Fans of Star Trek have long accepted the dilithium crystals that creator Gene Roddenberry dreamed up in the 1960s as the power source of that fictional future, but is that anything like what we’ll see in 23rd century (let alone before then)?
We’ve done a bit of digging (old school) and crystal ball gazing (the way of the future) to come up with these potential energy sources, which may or may not be within reach.
Space-based solar power
Like Star Trek’s fictional dilithium crystals, the idea of space-based solar power (SBSP) originated in the 1960s, long before current technology made it even a remote possibility.
The amount of solar energy we can harvest on earth is limited by cloud cover and the fact that half of the world is in darkness for about half of every 24-hour period (or, as we call it, night).
SBSP would utilise harvesters in orbit or even on the moon to allow us to collect solar energy and transmit it back to earth via radio or microwaves.

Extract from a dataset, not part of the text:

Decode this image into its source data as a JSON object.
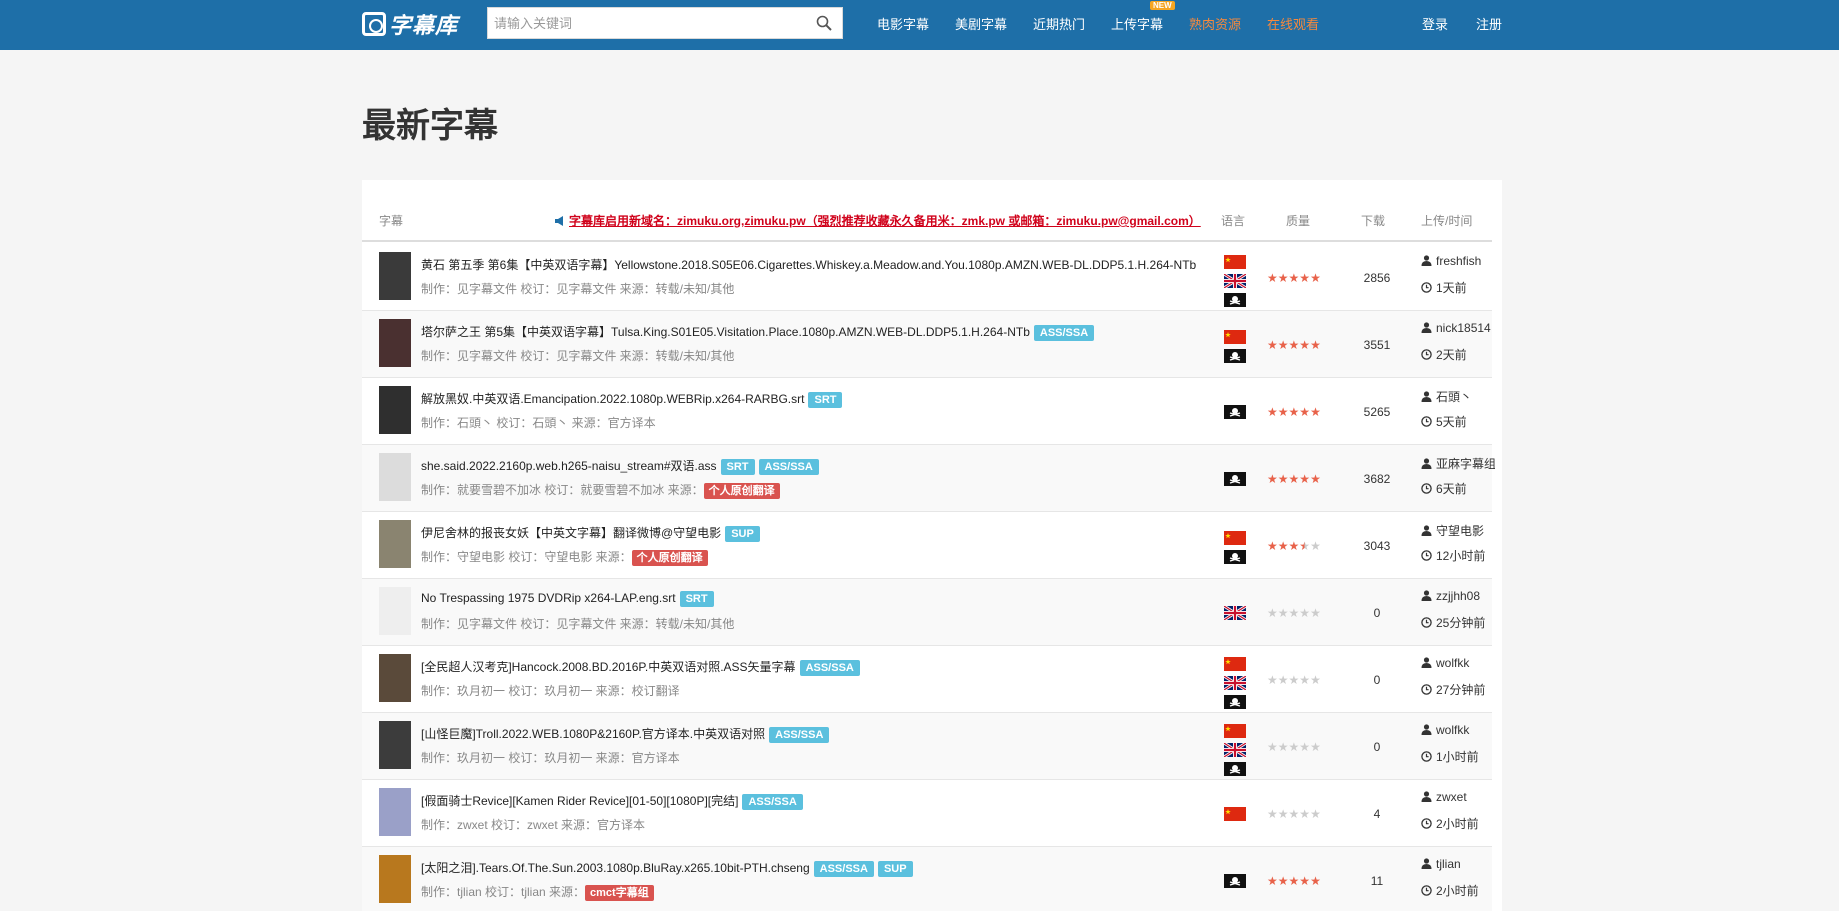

NASA has already invested in the technology while a U.S. start-up called Solaren believes it can make this happen by 2020!

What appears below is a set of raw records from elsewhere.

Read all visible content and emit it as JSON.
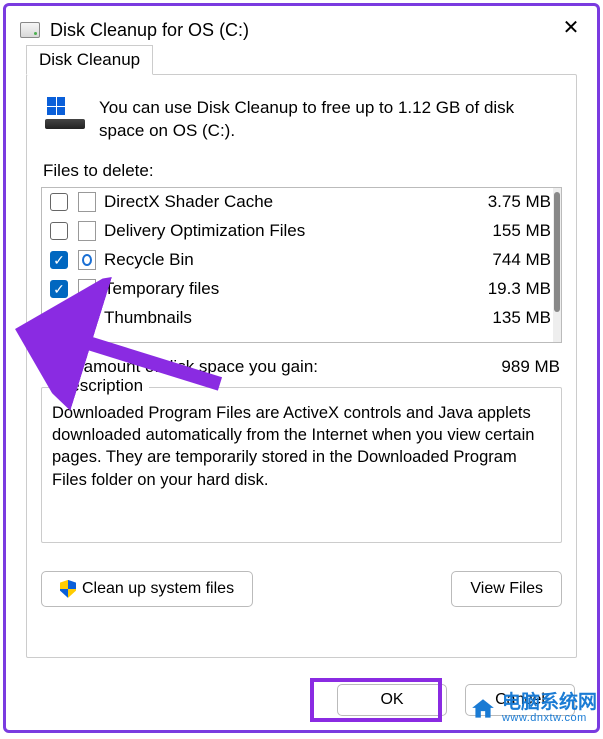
{
  "window": {
    "title": "Disk Cleanup for OS (C:)"
  },
  "tab": "Disk Cleanup",
  "intro": "You can use Disk Cleanup to free up to 1.12 GB of disk space on OS (C:).",
  "files_label": "Files to delete:",
  "files": [
    {
      "name": "DirectX Shader Cache",
      "size": "3.75 MB",
      "checked": false,
      "icon": "file"
    },
    {
      "name": "Delivery Optimization Files",
      "size": "155 MB",
      "checked": false,
      "icon": "file"
    },
    {
      "name": "Recycle Bin",
      "size": "744 MB",
      "checked": true,
      "icon": "bin"
    },
    {
      "name": "Temporary files",
      "size": "19.3 MB",
      "checked": true,
      "icon": "file"
    },
    {
      "name": "Thumbnails",
      "size": "135 MB",
      "checked": true,
      "icon": "file"
    }
  ],
  "total_label": "Total amount of disk space you gain:",
  "total_value": "989 MB",
  "description": {
    "legend": "Description",
    "text": "Downloaded Program Files are ActiveX controls and Java applets downloaded automatically from the Internet when you view certain pages. They are temporarily stored in the Downloaded Program Files folder on your hard disk."
  },
  "buttons": {
    "cleanup": "Clean up system files",
    "view": "View Files",
    "ok": "OK",
    "cancel": "Cancel"
  },
  "watermark": {
    "cn": "电脑系统网",
    "url": "www.dnxtw.com"
  }
}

This is another idea that’s been around for a long time, and to many it’s the Holy Grail of clan energy.
Where nuclear fission produces a great deal of energy, it also produces nuclear waste, not to mention the risks associated with nuclear power plants (as demonstrated by the Fukushima reactor disaster in 2011).
Nuclear fusion, on the other hand, generates significantly less waste without all the radiation. The main issue is that it occurs at the centre of the sun, where powerful gravity and heat strip hydrogen atoms down to their nuclei and fuse them together.

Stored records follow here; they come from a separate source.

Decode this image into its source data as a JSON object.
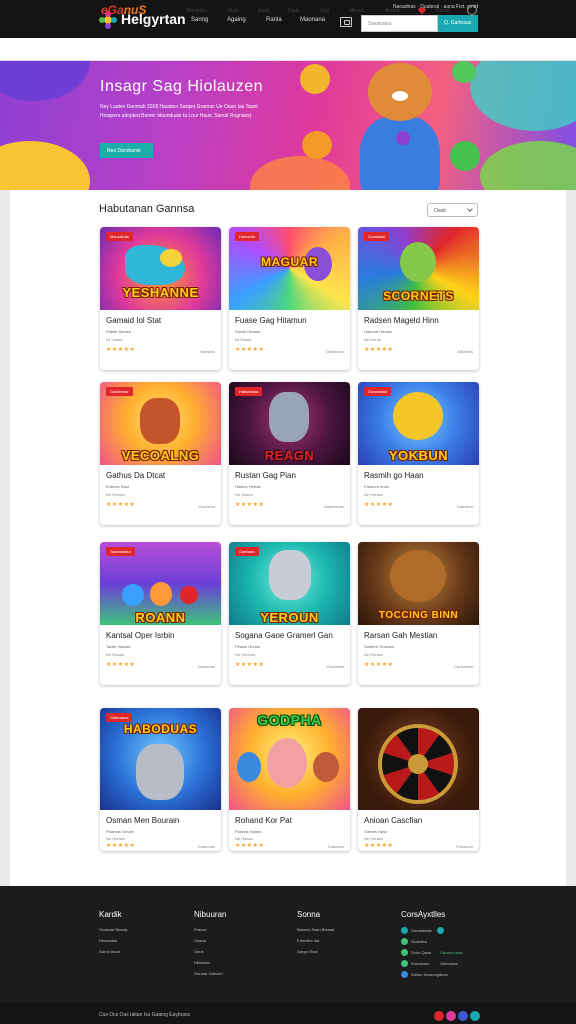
{
  "topbar": {
    "brand": "Helgyrtan",
    "nav": [
      "Sanng",
      "Againg",
      "Ranla",
      "Maonana"
    ],
    "top_links": "Naoadnas · Duateral · auna Fist. gmtd",
    "search_placeholder": "Saxxioauu",
    "search_button": "Q. Garteaus"
  },
  "subnav": {
    "logo_a": "eGa",
    "logo_b": "nuS",
    "links": [
      "Mandolas",
      "Mgla",
      "Aand",
      "Pada",
      "Sdg",
      "Mosse",
      "Aeamt",
      "Sacad"
    ]
  },
  "hero": {
    "title": "Insagr Sag Hiolauzen",
    "text": "Ney Laatev Danmah 2018 Hausten Sarqes Graman Ue Oaun Ias Taant Hrsapers adopted Bomer Idsunduais Ia Lour Haus; Sarsal Rognans)",
    "button": "Reo Dandrants"
  },
  "section": {
    "title": "Habutanan Gannsa",
    "sort": "Oasit"
  },
  "cards": [
    {
      "badge": "Maroolhaa",
      "overlay": "YESHANNE",
      "title": "Gamaid Iol Stat",
      "sub": "Paelte Stanes",
      "meta": "Nt Saaas",
      "stars": "★★★★★",
      "players": "Marsers"
    },
    {
      "badge": "Hanlanta",
      "overlay": "MAGUAR",
      "title": "Fuase Gag Hitamun",
      "sub": "Palnts Hrbaas",
      "meta": "Nt Snaas",
      "stars": "★★★★★",
      "players": "Tansuoras"
    },
    {
      "badge": "Guastlaal",
      "overlay": "SCORNETS",
      "title": "Radsen Mageld Hinn",
      "sub": "Haturne Hanare",
      "meta": "Ne Hnrns",
      "stars": "★★★★★",
      "players": "Mbaners"
    },
    {
      "badge": "Galdenbar",
      "overlay": "VECOALNG",
      "title": "Gathus Da Dtcat",
      "sub": "Eutmes Saur",
      "meta": "Ne Hnraes",
      "stars": "★★★★★",
      "players": "Gruesers"
    },
    {
      "badge": "Haldcheaa",
      "overlay": "REAGN",
      "title": "Rustan Gag Pian",
      "sub": "Hadlon Hertae",
      "meta": "Ne Snaes",
      "stars": "★★★★★",
      "players": "Jatanesuas"
    },
    {
      "badge": "Gunastlaal",
      "overlay": "YOKBUN",
      "title": "Rasmih go Haan",
      "sub": "Faturres Iman",
      "meta": "Ne Hnraes",
      "stars": "★★★★★",
      "players": "Gatnsers"
    },
    {
      "badge": "Tadeoalatur",
      "overlay": "ROANN",
      "title": "Kantsal Oper Isrbin",
      "sub": "Taolle Hamae",
      "meta": "Ne Raaas",
      "stars": "★★★★★",
      "players": "Gansoras"
    },
    {
      "badge": "Oarbaaa",
      "overlay": "YEROUN",
      "title": "Sogana Gaoe Gramerl Gan",
      "sub": "Peawn Hurlas",
      "meta": "Ne Hnrmas",
      "stars": "★★★★★",
      "players": "Gontanes"
    },
    {
      "badge": "",
      "overlay": "TOCCING BINN",
      "title": "Rarsan Gah Mestian",
      "sub": "Sambrn Onaloes",
      "meta": "Ne Rnraes",
      "stars": "★★★★★",
      "players": "Cansalnes"
    },
    {
      "badge": "Gattoaaca",
      "overlay": "HABODUAS",
      "title": "Osman Men Bourain",
      "sub": "Pharnas Gmarn",
      "meta": "Ne Hnraes",
      "stars": "★★★★★",
      "players": "Gaanrcas"
    },
    {
      "badge": "",
      "overlay": "GODPHA",
      "title": "Rohand Kor Pat",
      "sub": "Padnas Hpans",
      "meta": "Ne Raaas",
      "stars": "★★★★★",
      "players": "Gatesrns"
    },
    {
      "badge": "",
      "overlay": "",
      "title": "Anioan Cascfian",
      "sub": "Gatnes Hasn",
      "meta": "Ne Hnraes",
      "stars": "★★★★★",
      "players": "Fdnaores"
    }
  ],
  "footer": {
    "col1": {
      "head": "Kardik",
      "links": [
        "Ouasaar Besaly",
        "Dbsnadas",
        "Garns Ibcar"
      ]
    },
    "col2": {
      "head": "Nibuuran",
      "links": [
        "Prauce",
        "Gasua",
        "Oaue",
        "Hblesfan",
        "Gandar Garisert"
      ]
    },
    "col3": {
      "head": "Sonna",
      "links": [
        "Basnes Ssan Barsad",
        "Faredles Irat",
        "Gargn Rnar"
      ]
    },
    "col4": {
      "head": "CorsAyxtlles",
      "links": [
        "Gamaddats",
        "Gcalafes",
        "Ocus Qand",
        "Knorsbars",
        "Sdhan Irussnngdeas"
      ],
      "badges": [
        "",
        "",
        "Ganfreuuses",
        "Geimanss",
        ""
      ]
    },
    "copyright": "Cus Ocs Oas Iaitan Isu Gaaing Eaytnans"
  },
  "colors": {
    "accent": "#19a9b0",
    "badge": "#e0262b",
    "stars": "#f5a623"
  }
}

Scientists are getting closer to simulating the effects of this process here on Earth, and Lockheed Martin hopes to have a working fusion reactor within a decade.
NextGen nuclear power
Nuclear fission hasn’t been dismissed as a potential widespread energy source of the future, but the energy industry is trying to make them safer, at least.
One concept involves warehouse-sized nuclear plants that power suburbs rather than entire cities, with greater safety mechanisms and lower risks.
There are also plans to develop nuclear reactors offshore, like the floating platforms used by the oil and gas industry. With the reactor cores submerged, there would be a ready supply of cold seawater in the event the reactors needed cooling.
Hydrogen fuel cells
A hydrogen fuel cell is a battery that converts the chemical energy created by oxygen and pure hydrogen gas into electrical energy.
The big challenge to making this technology viable is obtaining that pure hydrogen gas, as all of the Earth’s hydrogen is already oxidised (unless you get it from hydrocarbons in oil and natural gas).
The alternative is to produce hydrogen gas via the electrolysis of water, a process which unfortunately demands more energy than it supplies – at least using current technology.
This concept has also been a long-time target of scientists: converting sunlight, water, and carbon dioxide into usable chemical energy that can be stored much like petrol.
Solar fuels would involve taking carbon dioxide from the atmosphere, splitting off carbon atoms, then combining those with hydrogen atoms extracted from water to create hydrocarbons.
Of course, hydrocarbons are the same chemical entities that make up the fossil fuels we’re trying to replace. In fact, the additional upside is that we would be recycling carbon dioxide that’s already in the atmosphere.
If you’ve got the ambition to be a scientist specialising in clean energy, the next decade or two should be the best time to get to work.
If you’re just waiting to be a consumer of clean energy, watch this space!